A veces hemos caricaturizado demasiado a Dios, no lo vamos a negar. No me refiero a la imagen de Dios, que en ocasiones también, sino a lo más profundo: hemos caricaturizado lo que Dios es. Por un lado lo hemos convertido en una especie de "ser superior" que juega con la vida y la historia de los hombres para entretenerse como si fueran "los juegos del hambre", o un Dios "papel y bolígrafo" que repite una y otra vez: "la que haces, la pagas", o un Dios absolutamente despreocupado a quien poco le importa lo bien o mal que tratemos el mundo, a las personas o nuestra propia vida. Y en este vaivén la gente ha olvidado, luego ha dejado de creer y finalmente ha ridiculizado el juicio final.

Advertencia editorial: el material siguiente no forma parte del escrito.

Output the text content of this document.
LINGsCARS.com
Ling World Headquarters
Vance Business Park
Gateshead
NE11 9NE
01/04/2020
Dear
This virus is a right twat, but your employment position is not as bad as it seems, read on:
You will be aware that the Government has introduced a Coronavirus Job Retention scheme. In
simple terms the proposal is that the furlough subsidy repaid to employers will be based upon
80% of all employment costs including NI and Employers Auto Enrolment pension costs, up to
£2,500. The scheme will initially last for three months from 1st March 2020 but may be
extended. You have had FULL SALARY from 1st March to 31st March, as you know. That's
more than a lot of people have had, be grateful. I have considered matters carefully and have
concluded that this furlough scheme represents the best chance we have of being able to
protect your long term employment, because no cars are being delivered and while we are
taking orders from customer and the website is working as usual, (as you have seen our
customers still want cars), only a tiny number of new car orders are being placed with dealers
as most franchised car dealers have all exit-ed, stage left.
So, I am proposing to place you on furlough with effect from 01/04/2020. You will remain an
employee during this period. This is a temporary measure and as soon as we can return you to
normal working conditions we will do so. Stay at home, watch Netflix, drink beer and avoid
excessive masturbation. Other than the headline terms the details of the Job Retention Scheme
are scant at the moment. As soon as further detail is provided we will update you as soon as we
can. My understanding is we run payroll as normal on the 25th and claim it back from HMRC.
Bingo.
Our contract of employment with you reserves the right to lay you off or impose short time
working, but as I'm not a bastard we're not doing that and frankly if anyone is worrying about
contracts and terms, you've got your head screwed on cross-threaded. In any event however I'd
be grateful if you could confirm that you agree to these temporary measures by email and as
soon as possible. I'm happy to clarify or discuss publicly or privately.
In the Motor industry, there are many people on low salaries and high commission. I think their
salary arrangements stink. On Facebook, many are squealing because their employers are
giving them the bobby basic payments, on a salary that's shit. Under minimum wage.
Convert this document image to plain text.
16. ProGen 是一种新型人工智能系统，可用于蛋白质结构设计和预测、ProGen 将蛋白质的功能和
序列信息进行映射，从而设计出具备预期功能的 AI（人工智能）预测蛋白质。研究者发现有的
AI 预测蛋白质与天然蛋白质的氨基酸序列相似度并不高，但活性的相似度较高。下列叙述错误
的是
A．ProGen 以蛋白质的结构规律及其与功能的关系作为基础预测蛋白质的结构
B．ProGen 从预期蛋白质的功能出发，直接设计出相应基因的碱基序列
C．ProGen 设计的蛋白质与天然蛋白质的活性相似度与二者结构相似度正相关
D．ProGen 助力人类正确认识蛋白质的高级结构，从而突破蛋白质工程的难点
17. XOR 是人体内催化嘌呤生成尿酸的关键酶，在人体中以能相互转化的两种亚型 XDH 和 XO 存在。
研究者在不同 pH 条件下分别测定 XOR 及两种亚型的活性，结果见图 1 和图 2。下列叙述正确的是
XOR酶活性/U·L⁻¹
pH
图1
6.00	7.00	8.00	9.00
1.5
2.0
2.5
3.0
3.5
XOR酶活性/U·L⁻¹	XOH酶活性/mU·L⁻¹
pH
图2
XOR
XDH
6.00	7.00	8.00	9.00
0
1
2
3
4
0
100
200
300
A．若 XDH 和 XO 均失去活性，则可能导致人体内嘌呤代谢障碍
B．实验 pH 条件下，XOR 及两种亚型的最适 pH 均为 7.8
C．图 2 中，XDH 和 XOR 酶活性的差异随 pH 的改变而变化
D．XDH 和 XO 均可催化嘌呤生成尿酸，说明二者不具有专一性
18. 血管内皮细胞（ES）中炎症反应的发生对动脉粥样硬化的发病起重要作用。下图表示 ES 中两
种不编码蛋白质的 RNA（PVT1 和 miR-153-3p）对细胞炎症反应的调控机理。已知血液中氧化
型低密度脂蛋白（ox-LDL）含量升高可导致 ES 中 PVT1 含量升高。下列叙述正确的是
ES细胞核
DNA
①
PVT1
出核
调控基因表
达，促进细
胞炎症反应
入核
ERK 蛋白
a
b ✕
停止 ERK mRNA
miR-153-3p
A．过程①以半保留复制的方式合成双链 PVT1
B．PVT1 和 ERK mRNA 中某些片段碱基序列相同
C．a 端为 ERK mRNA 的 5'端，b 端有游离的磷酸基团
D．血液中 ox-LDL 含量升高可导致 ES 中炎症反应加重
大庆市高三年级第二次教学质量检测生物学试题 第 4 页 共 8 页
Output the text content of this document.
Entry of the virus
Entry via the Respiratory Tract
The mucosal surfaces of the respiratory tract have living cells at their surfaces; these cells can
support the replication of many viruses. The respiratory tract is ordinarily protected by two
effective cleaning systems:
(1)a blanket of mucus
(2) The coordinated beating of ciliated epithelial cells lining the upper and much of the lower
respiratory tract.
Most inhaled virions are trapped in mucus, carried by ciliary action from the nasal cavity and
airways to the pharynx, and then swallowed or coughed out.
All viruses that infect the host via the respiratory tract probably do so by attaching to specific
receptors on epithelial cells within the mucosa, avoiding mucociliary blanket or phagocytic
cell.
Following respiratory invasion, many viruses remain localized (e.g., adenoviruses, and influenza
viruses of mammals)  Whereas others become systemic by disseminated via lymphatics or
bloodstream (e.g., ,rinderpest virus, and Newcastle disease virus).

Un juicio que no consiste tan siquiera en dar a cada uno lo suyo -¡estaríamos buenos!-, sino en dar sentido a la historia, en que lo que vivimos y hacemos, sentimos y padecemos no sea cosa del azar que trae buena o mala suerte, o lo que dice el horóscopo o lo que nos sobreviene por el karma.

Esta semana recordábamos los 59 años de la catástrofe de Ribadelago, hace unos días nos enterábamos de la horrible noticia del asesinato y encubrimiento del cadáver de Diana Quer, hace unos meses unas personas entraban por las Ramblas atropellando y matando a todas las personas que pudieron, estamos hastiados de escuchar casos de fraudes y corrupción. Ante esto me pregunto: ¿es qué todo da igual? ¿Es que quedan en el mismo lugar las víctimas que los opresores? ¿Es que da igual ser el muerto que el asesino? ¿Es que todo se soluciona con años de cárcel, multas o incluso con la pena de muerte? No, me niego a creer eso. Creo que existe un juicio de verdad, en el que la historia, personal y universal, será examinada, en que se hará de verdad justicia, no la justicia que dictamina la cárcel o el pago por una infracción, tampoco esa justicia de quien lo soluciona todo a fuerza de matar al culpable... sino la de Dios. Esto no es una especie de consuelo propio de niños, que sirve para vivir más o menos esperanzados, sino una verdad de fe porque a Dios le importa la historia, lo bueno o malo que aportemos a los otros o al mundo, y porque a Dios le importamos, tiene que haber justicia.

La historia no es un cuento donde al fin y al cabo todo es "vivir felices y comer perdices", ni una broma de mal gusto donde simplemente hay gente con suerte y otros con desgracia. Es algo más, mucho más.